Parents think, well, if I don’t give alcohol to Johnny or Felicity now, they will become unleashed when they reach the legal purchase age. There’s no evidence kids start behaving differently than they would have otherwise. Anecdote is a terribly powerful thing, but often incorrect.

Did parents always have this misconception?

This is kind of a recent generational change. When I was growing up in the ’60s, I remember my father allowed me to have a taste of beer when I was four years old and sitting on his knee. It was horribly acrid and unpleasant. But otherwise, alcohol was not provided to underage people. Parents did not give alcohol to kids. It’s this curious thing that’s occurred and the reasons for it are quite unclear. Parents have somehow come to believe that this is their role.

But it sounds sort of logical. Why doesn’t it work?

Other researchers have argued that it’s the permissiveness. If you give alcohol to kids explicitly, and give them permission to drink at home, this gives a permissiveness to drinking. When you’re allowed to do something, you do it. If you look at the broad literature within the USA and Australia, you’ll see that harms mainly accrue after the legal age of purchase, because when you are permitted to purchase alcohol by the government, you are more likely to come to harm.

Are parents actually giving a lot of alcohol to their kids?

We were asked by our federal government to comment on what we called “secondary supply of alcohol”, or “where do kids get alcohol from”. It was mostly thought to be other kids. But we found in America, the UK, and other high-income countries that parents are a major supplier.

How bad is it for me to give my kids a sip of beer?

The harms are not frequent. It’s not that every kid who is given alcohol is turning into a raging alcoholic or having sex they wouldn’t otherwise have. By and large, it’s probably a benign thing. But if you look at the population level there’s no evidence of benefit, and evidence of a negative effect. Many kids won’t come to harm, but the idea that they achieve benefits really needs to be questioned. Although I should make the point that the research needs to be replicated.

Any strategies for safely exposing my children to alcohol?

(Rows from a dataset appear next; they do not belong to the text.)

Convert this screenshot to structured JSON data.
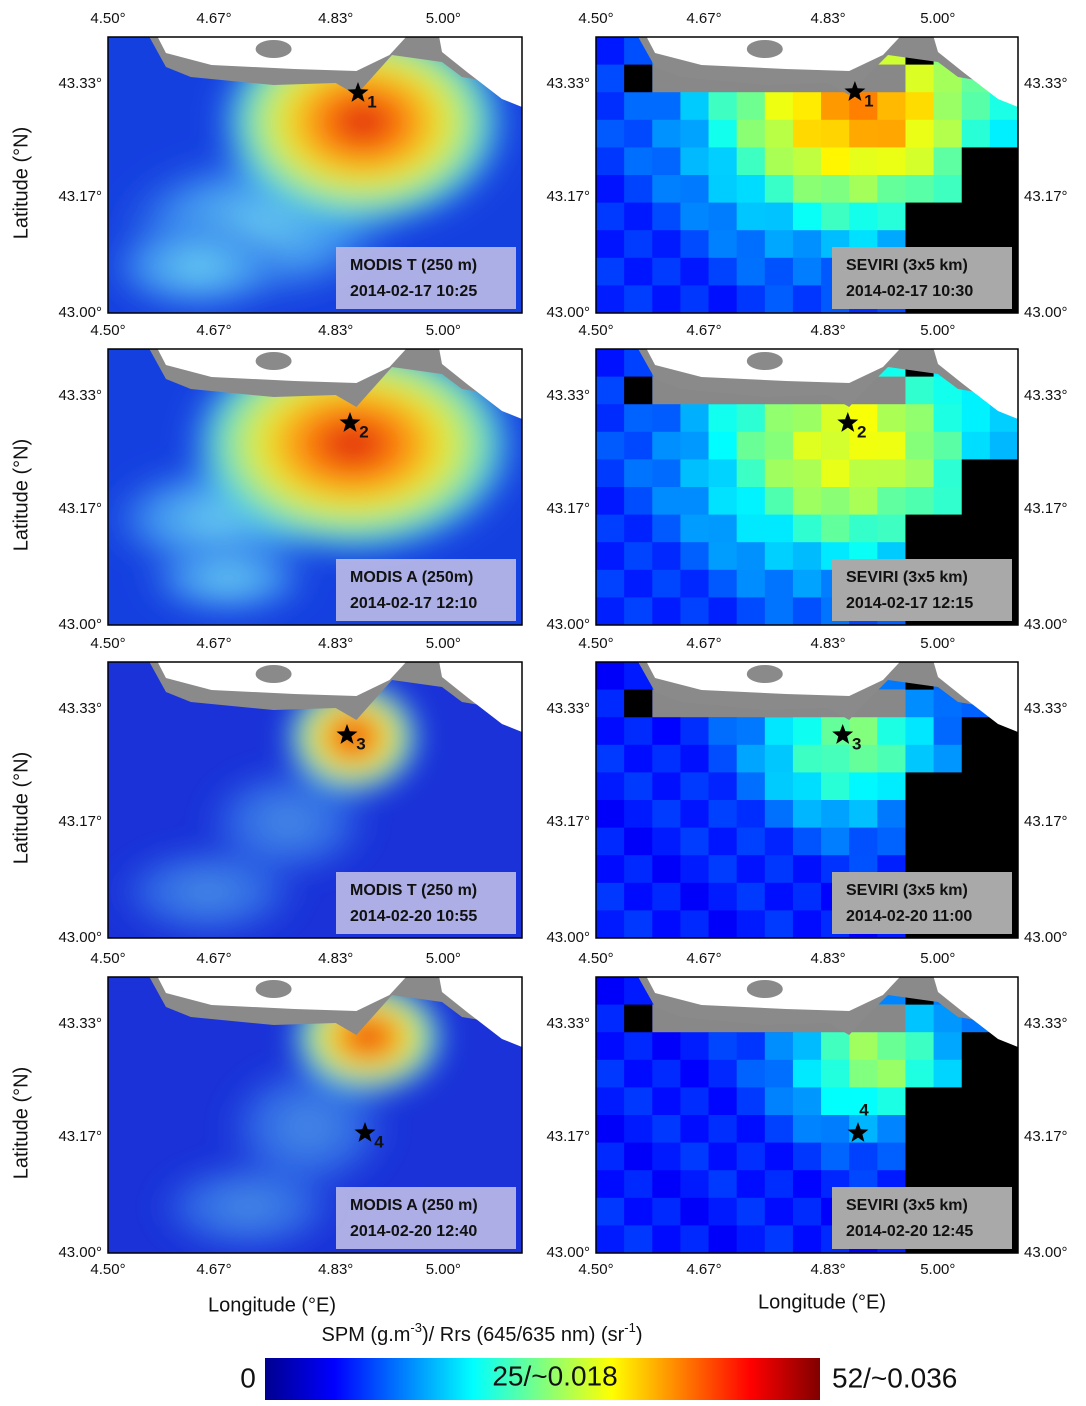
{
  "axis_labels": {
    "latitude": "Latitude (°N)",
    "longitude": "Longitude (°E)"
  },
  "lon_ticks": [
    "4.50°",
    "4.67°",
    "4.83°",
    "5.00°"
  ],
  "lat_ticks": [
    "43.33°",
    "43.17°",
    "43.00°"
  ],
  "panels": [
    {
      "sensor": "MODIS T (250 m)",
      "datetime": "2014-02-17 10:25",
      "station": "1"
    },
    {
      "sensor": "SEVIRI (3x5 km)",
      "datetime": "2014-02-17 10:30",
      "station": "1"
    },
    {
      "sensor": "MODIS A (250m)",
      "datetime": "2014-02-17 12:10",
      "station": "2"
    },
    {
      "sensor": "SEVIRI (3x5 km)",
      "datetime": "2014-02-17  12:15",
      "station": "2"
    },
    {
      "sensor": "MODIS T (250 m)",
      "datetime": "2014-02-20 10:55",
      "station": "3"
    },
    {
      "sensor": "SEVIRI (3x5 km)",
      "datetime": "2014-02-20 11:00",
      "station": "3"
    },
    {
      "sensor": "MODIS A (250 m)",
      "datetime": "2014-02-20 12:40",
      "station": "4"
    },
    {
      "sensor": "SEVIRI (3x5 km)",
      "datetime": "2014-02-20 12:45",
      "station": "4"
    }
  ],
  "colorbar": {
    "title_parts": [
      "SPM (g.m",
      "-3",
      ")/ Rrs (645/635 nm) (sr",
      "-1",
      ")"
    ],
    "labels": [
      "0",
      "25/~0.018",
      "52/~0.036"
    ]
  }
}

Parents should just come clean with kids and say, look, alcohol has a range of risks associated with it, from simple trauma like falling over on the sidewalk or embarrassing yourself to serious trauma like traffic accidents and sexual activity. That dialogue where parents are quite clear that there are risks, particularly when drinking high volumes of alcohol, is straightforward and honest. We can explain that we don’t want them to drink heavily at all, but we realize they will, and that it’s not a punitive thing. Kids tend to discount advice, but I think that’s where it begins and ends.